Conflict of interest statement

Conflicts of Interest

No potential conflicts of interest to disclose.

Figures

Figure 1. Progressive decrease in nAChR-mediated dopamine release with increasing nigrostriatal damage

A. Electrically stimulated dopamine release was determined using cyclic voltammetry in coronal rat brain slices containing the striatum. Release was measured in the dorsolateral striatum as this area is most affected with Parkinson’s disease. Release was elicited through a bipolar stimulating electrode and detected by a carbon fiber recording microelectrode manufactured in house as previously described (Perez et al., 2008). B. Sprague Dawley rats were lesioned with varying doses of 6-OHDA to achieve different degrees of striatal dopamine denervation. Representative traces of single-pulse stimulated total dopamine release show that release decreased proportionately with increasing nigrostriatal damage. C. Dopamine release was measured in the absence and presence of the α6β2* nAChR antagonist α-CtxMII (100nM) or the general nAChR blocker mecamylamine (100µM). α6β2* nAChR-mediated release was determined by subtracting release in the presence of α-CtxMII from total release. α4β2* mediated release was determined by subtracting release in the presence of mecamylamine from that in the presence of α-CtxMII. There were significant decreases in α6β2* and α4β2* nAChR-mediated release with nigrostriatal damage. Values represent the mean ± SEM of 4–9 rats. *p < 0.05; **p < 0.01; ***p < 0.001 indicate significance of difference from control using a Newman-Keuls multiple comparisons post hoc test. Taken in modified form with permission from Perez et al., 2010.

Figure 2. Schematic of the putative changes in neuronal nAChR expression occurring with moderate and near-complete nigrostriatal damage

Representative striatal dopaminergic (DA), GABAergic (GABA) and glutamatergic (GLU) neuronal populations are depicted. In the intact striatum (left panel), five different nAChR subtypes are expressed presynaptically on dopaminergic terminals: α6 α4β2β3, α6β2β3, α6β2, α4 α5β2 and α4β2 nAChRs. α4β2* and α7 nAChRs are also expressed in post-synaptic GABAergic and glutamatergic neurons, respectively. Declines in DA terminal density are illustrated with a decrease in the color intensity. Partial lesions (middle panel) associated with 60–80% decreases in dopamine transporter result in a complete loss of dopamine terminals expressing α6α4β2β3 nAChRs (shown in gray). This receptor subtype is preferentially decreased with nigrostriatal damage and thus is hypothesized to be localized to a selectively vulnerable population of dopamine terminals (61). In addition, smaller declines in dopamine terminals expressing other nAChRs are also observed (shown in lighter blue). This terminal loss is associated with a partial decrease in α6β2β3, α6β2, α4 α5β2 and α4β2 nAChR expression (as depicted by their lighter color and dashed outlines). It is currently unknown whether α6β2* and α4β2* nAChRs are co-expressed in the same dopamine terminals thus α4 α5β2 and α4β2 nAChRs have been placed in all dopamine neuron populations. All presynaptic α6β2* and α4β2* nAChRs are essentially lost with a near-complete loss of dopamine terminals (right panel) as illustrated by their white color and dashed outlines. By contrast, postsynaptic α4β2* nAChR are unaffected by nigrostriatal damage, as are α7 receptors.

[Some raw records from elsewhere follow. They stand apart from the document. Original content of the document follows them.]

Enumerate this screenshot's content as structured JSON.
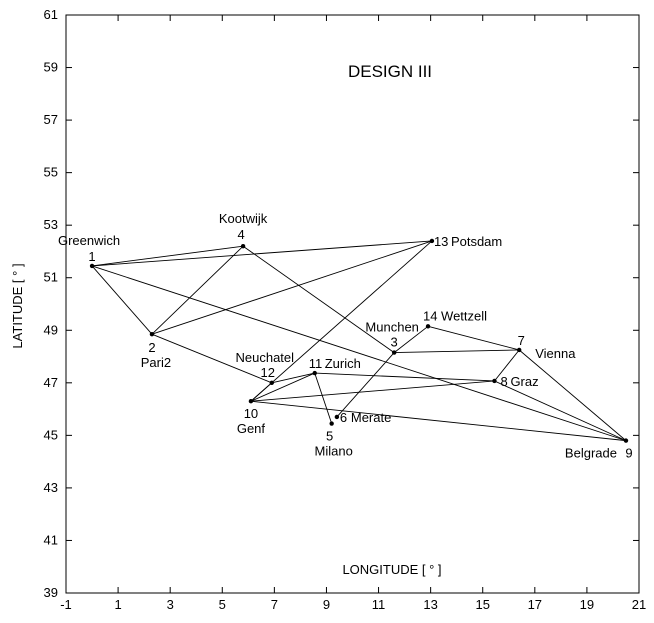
{
  "chart_data": {
    "type": "network",
    "title": "DESIGN  III",
    "xlabel": "LONGITUDE [ ° ]",
    "ylabel": "LATITUDE [ ° ]",
    "xlim": [
      -1,
      21
    ],
    "ylim": [
      39,
      61
    ],
    "xticks": [
      -1,
      1,
      3,
      5,
      7,
      9,
      11,
      13,
      15,
      17,
      19,
      21
    ],
    "yticks": [
      39,
      41,
      43,
      45,
      47,
      49,
      51,
      53,
      55,
      57,
      59,
      61
    ],
    "nodes": [
      {
        "id": 1,
        "name": "Greenwich",
        "lon": 0.0,
        "lat": 51.45
      },
      {
        "id": 2,
        "name": "Pari2",
        "lon": 2.3,
        "lat": 48.85
      },
      {
        "id": 3,
        "name": "Munchen",
        "lon": 11.6,
        "lat": 48.15
      },
      {
        "id": 4,
        "name": "Kootwijk",
        "lon": 5.8,
        "lat": 52.2
      },
      {
        "id": 5,
        "name": "Milano",
        "lon": 9.2,
        "lat": 45.45
      },
      {
        "id": 6,
        "name": "Merate",
        "lon": 9.4,
        "lat": 45.7
      },
      {
        "id": 7,
        "name": "Vienna",
        "lon": 16.4,
        "lat": 48.25
      },
      {
        "id": 8,
        "name": "Graz",
        "lon": 15.45,
        "lat": 47.07
      },
      {
        "id": 9,
        "name": "Belgrade",
        "lon": 20.5,
        "lat": 44.8
      },
      {
        "id": 10,
        "name": "Genf",
        "lon": 6.1,
        "lat": 46.3
      },
      {
        "id": 11,
        "name": "Zurich",
        "lon": 8.55,
        "lat": 47.37
      },
      {
        "id": 12,
        "name": "Neuchatel",
        "lon": 6.9,
        "lat": 47.0
      },
      {
        "id": 13,
        "name": "Potsdam",
        "lon": 13.05,
        "lat": 52.4
      },
      {
        "id": 14,
        "name": "Wettzell",
        "lon": 12.9,
        "lat": 49.15
      }
    ],
    "edges": [
      [
        1,
        13
      ],
      [
        1,
        4
      ],
      [
        1,
        2
      ],
      [
        1,
        9
      ],
      [
        2,
        4
      ],
      [
        2,
        13
      ],
      [
        2,
        12
      ],
      [
        4,
        3
      ],
      [
        10,
        13
      ],
      [
        10,
        11
      ],
      [
        10,
        12
      ],
      [
        10,
        8
      ],
      [
        10,
        9
      ],
      [
        12,
        11
      ],
      [
        11,
        5
      ],
      [
        11,
        8
      ],
      [
        6,
        3
      ],
      [
        3,
        14
      ],
      [
        3,
        7
      ],
      [
        14,
        7
      ],
      [
        7,
        8
      ],
      [
        7,
        9
      ],
      [
        8,
        9
      ]
    ]
  }
}
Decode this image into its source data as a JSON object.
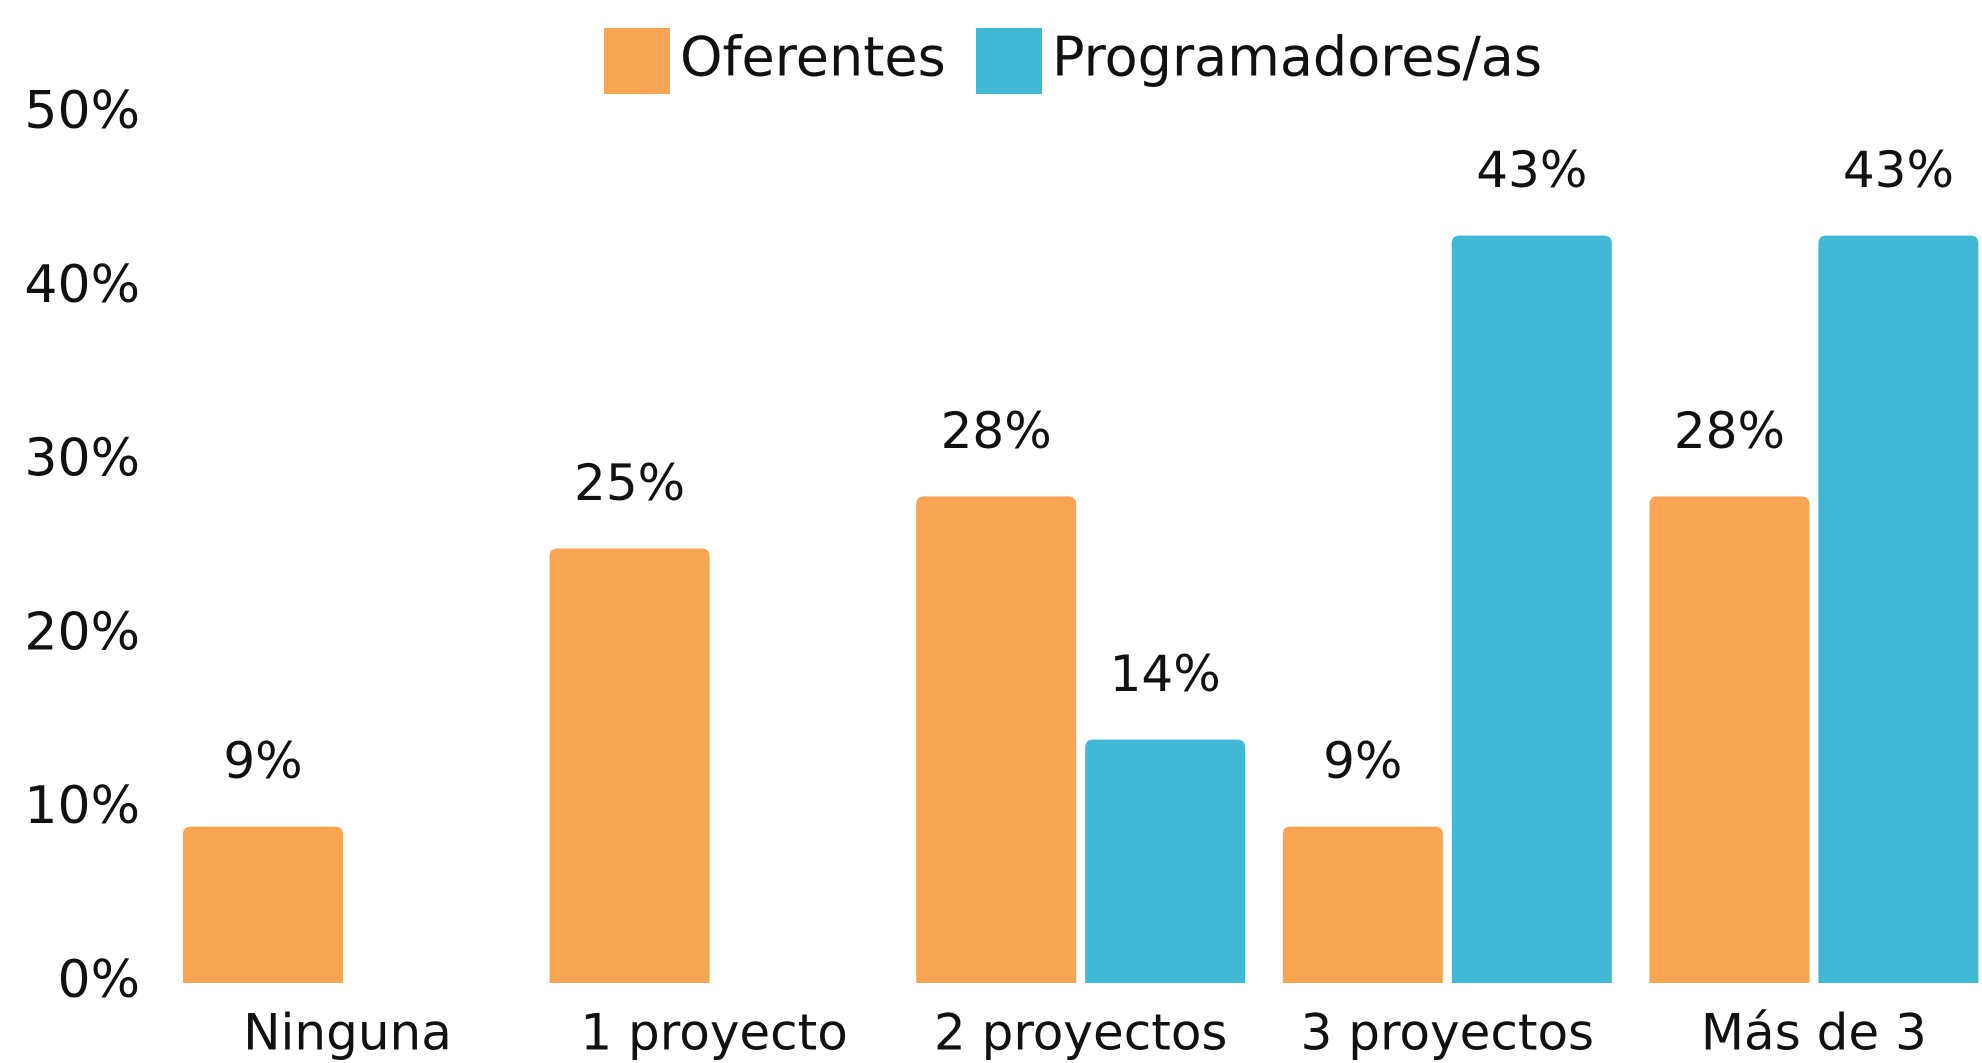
{
  "chart_data": {
    "type": "bar",
    "categories": [
      "Ninguna",
      "1 proyecto",
      "2 proyectos",
      "3 proyectos",
      "Más de 3"
    ],
    "series": [
      {
        "name": "Oferentes",
        "color": "#f7a552",
        "values": [
          9,
          25,
          28,
          9,
          28
        ],
        "value_labels": [
          "9%",
          "25%",
          "28%",
          "9%",
          "28%"
        ]
      },
      {
        "name": "Programadores/as",
        "color": "#40b8d6",
        "values": [
          null,
          null,
          14,
          43,
          43
        ],
        "value_labels": [
          null,
          null,
          "14%",
          "43%",
          "43%"
        ]
      }
    ],
    "ylim": [
      0,
      50
    ],
    "yticks": [
      {
        "value": 0,
        "label": "0%"
      },
      {
        "value": 10,
        "label": "10%"
      },
      {
        "value": 20,
        "label": "20%"
      },
      {
        "value": 30,
        "label": "30%"
      },
      {
        "value": 40,
        "label": "40%"
      },
      {
        "value": 50,
        "label": "50%"
      }
    ],
    "grid": false,
    "legend": "top"
  }
}
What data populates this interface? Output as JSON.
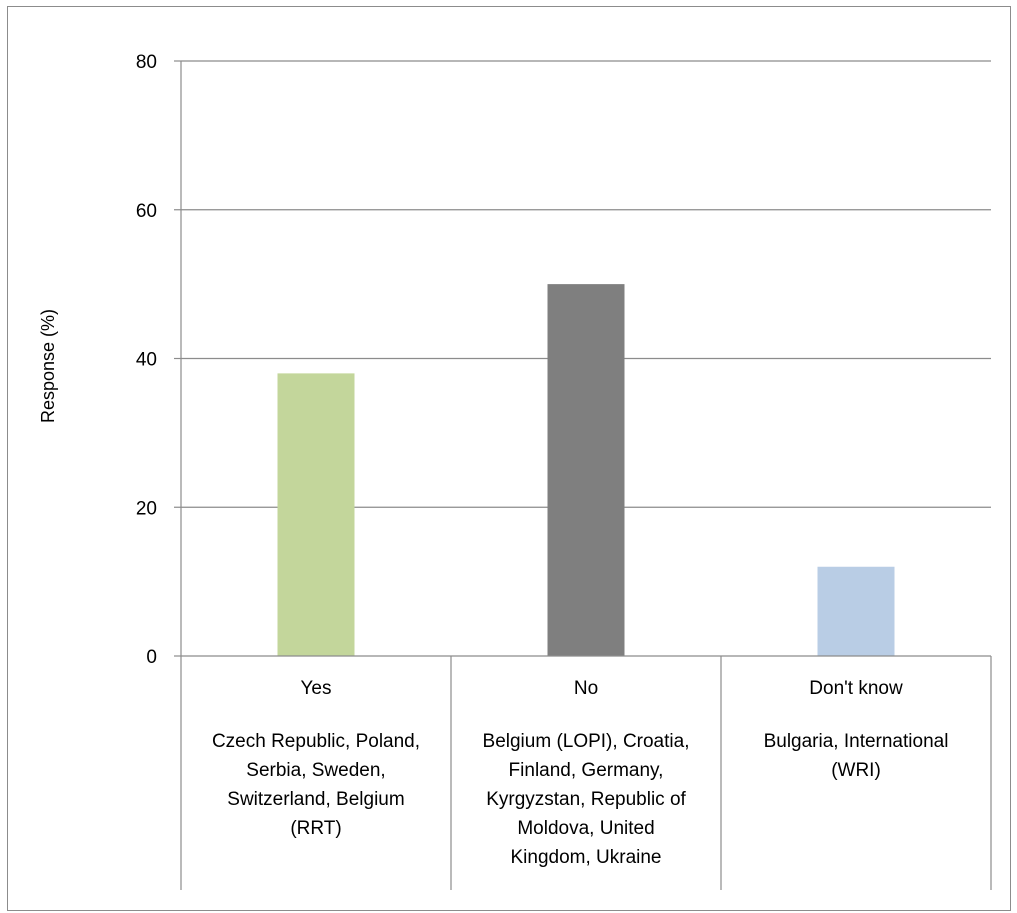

Figure 3. NAChR agonists decrease L-dopa induced dyskinesias

Lesioned rats were administered varenicline (0.5 mg/kg/d) or A-85380 (0.37 umol/kg/d) twice daily at 8-h intervals for 4 consecutive days. L-dopa methyl ester (8 mg/kg s.c.) plus benserazide (15 mg/kg s.c.) was administered 10 min after the first dose of either agonist. After 4 days of treatment, total AIMS were evaluated as a sum of oral, forelimb and axial AIMS. Values represent the mean ± SEM of 8 animals per treatment group. Significance of difference from vehicle using a Mann-Whitney test or one-way repeated ANOVA followed by a Bonferroni post hoc test (for time course), *p < 0.05; **p < 0.01. Significant main effect of nicotine with time; #p < 0.05. Taken in modified form with permission from Huang et al., 2010.